Publicado em 06/09/2026 às 21:43
Diante de uma situação de violência contra a mulher, a prioridade absoluta é avaliar os riscos e buscar ajuda de maneira segura. Em cenários de emergência, como uma agressão física em andamento, a orientação principal é acionar imediatamente a Polícia Militar por meio do telefone 190.
Caso haja outras pessoas por perto, é recomendado pedir de forma objetiva que alguém chame as autoridades ou busque um agente de segurança, enquanto outra pessoa permanece em local seguro monitorando a situação até a chegada do socorro. Ao ligar para o serviço de emergência, é fundamental fornecer o endereço exato com pontos de referência, características do agressor, se há indícios de que ele esteja armado e a presença de crianças ou feridos no local.
A delegada Monique Lima faz um alerta sobre a abordagem:
“A intervenção direta exige muito cuidado. A intenção de ajudar não pode transformar essa testemunha em uma nova vítima, nem oferecer mais risco para a mulher.
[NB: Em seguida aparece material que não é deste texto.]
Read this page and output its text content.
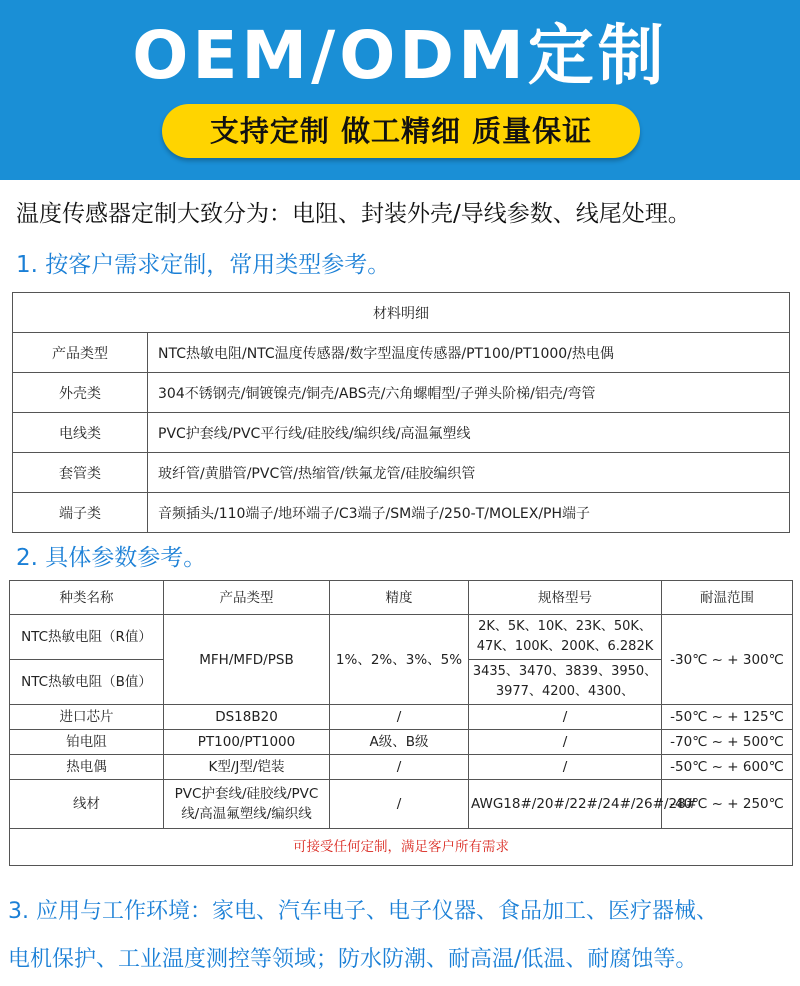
OEM/ODM定制
支持定制 做工精细 质量保证
温度传感器定制大致分为：电阻、封装外壳/导线参数、线尾处理。
1. 按客户需求定制，常用类型参考。
材料明细	
产品类型	NTC热敏电阻/NTC温度传感器/数字型温度传感器/PT100/PT1000/热电偶
外壳类	304不锈钢壳/铜镀镍壳/铜壳/ABS壳/六角螺帽型/子弹头阶梯/铝壳/弯管
电线类	PVC护套线/PVC平行线/硅胶线/编织线/高温氟塑线
套管类	玻纤管/黄腊管/PVC管/热缩管/铁氟龙管/硅胶编织管
端子类	音频插头/110端子/地环端子/C3端子/SM端子/250-T/MOLEX/PH端子
2. 具体参数参考。
种类名称	产品类型	精度	规格型号	耐温范围
NTC热敏电阻（R值）	MFH/MFD/PSB	1%、2%、3%、5%	2K、5K、10K、23K、50K、47K、100K、200K、6.282K	-30℃ ~ + 300℃
NTC热敏电阻（B值）			3435、3470、3839、3950、3977、4200、4300、	
进口芯片	DS18B20	/	/	-50℃ ~ + 125℃
铂电阻	PT100/PT1000	A级、B级	/	-70℃ ~ + 500℃
热电偶	K型/J型/铠装	/	/	-50℃ ~ + 600℃
线材	PVC护套线/硅胶线/PVC线/高温氟塑线/编织线	/	AWG18#/20#/22#/24#/26#/28#	-40℃ ~ + 250℃
可接受任何定制，满足客户所有需求				
3. 应用与工作环境：家电、汽车电子、电子仪器、食品加工、医疗器械、
电机保护、工业温度测控等领域；防水防潮、耐高温/低温、耐腐蚀等。
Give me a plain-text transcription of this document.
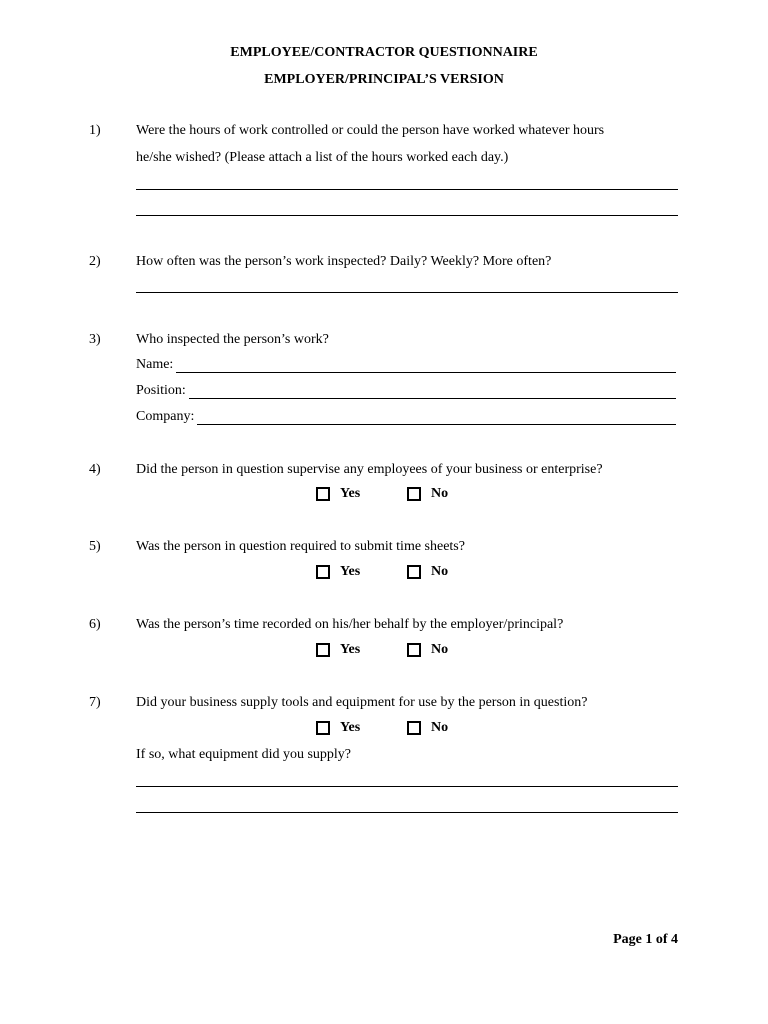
EMPLOYEE/CONTRACTOR QUESTIONNAIRE
EMPLOYER/PRINCIPAL’S VERSION
1)	Were the hours of work controlled or could the person have worked whatever hours
he/she wished? (Please attach a list of the hours worked each day.)
2)	How often was the person’s work inspected? Daily? Weekly? More often?
3)	Who inspected the person’s work?
Name:
Position:
Company:
4)	Did the person in question supervise any employees of your business or enterprise?
Yes	No
5)	Was the person in question required to submit time sheets?
Yes	No
6)	Was the person’s time recorded on his/her behalf by the employer/principal?
Yes	No
7)	Did your business supply tools and equipment for use by the person in question?
Yes	No
If so, what equipment did you supply?
Page 1 of 4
Se for possível, resolva a situação sem confronto físico, criando uma distração, oferecendo uma rota de saída para a vítima ou acompanhando-a até um local protegido.”
Quando não intervir diretamente
A intervenção física direta deve ser evitada em circunstâncias específicas que elevem o risco de tragédia, tais como:
Quando o agressor estiver armado, sob efeito de álcool ou entorpecentes;
Se o agressor estiver acompanhado por outras pessoas que possam intensificar o conflito;
Quando houver risco iminente de agravamento da violência ou ameaça a terceiros;
Ao tentar entrar sozinho em residências ou imóveis fechados sem conhecer as condições de segurança internas.
“Não agir fisicamente não significa ser omisso. É possível ajudar chamando a polícia e oferecendo informações precisas sobre a situação. Filmar ou fotografar pode ser útil. Entretanto, essas imagens devem ser fornecidas apenas à polícia para preservar a segurança da vítima e não substituem a ligação para o 190”, lembra a delegada.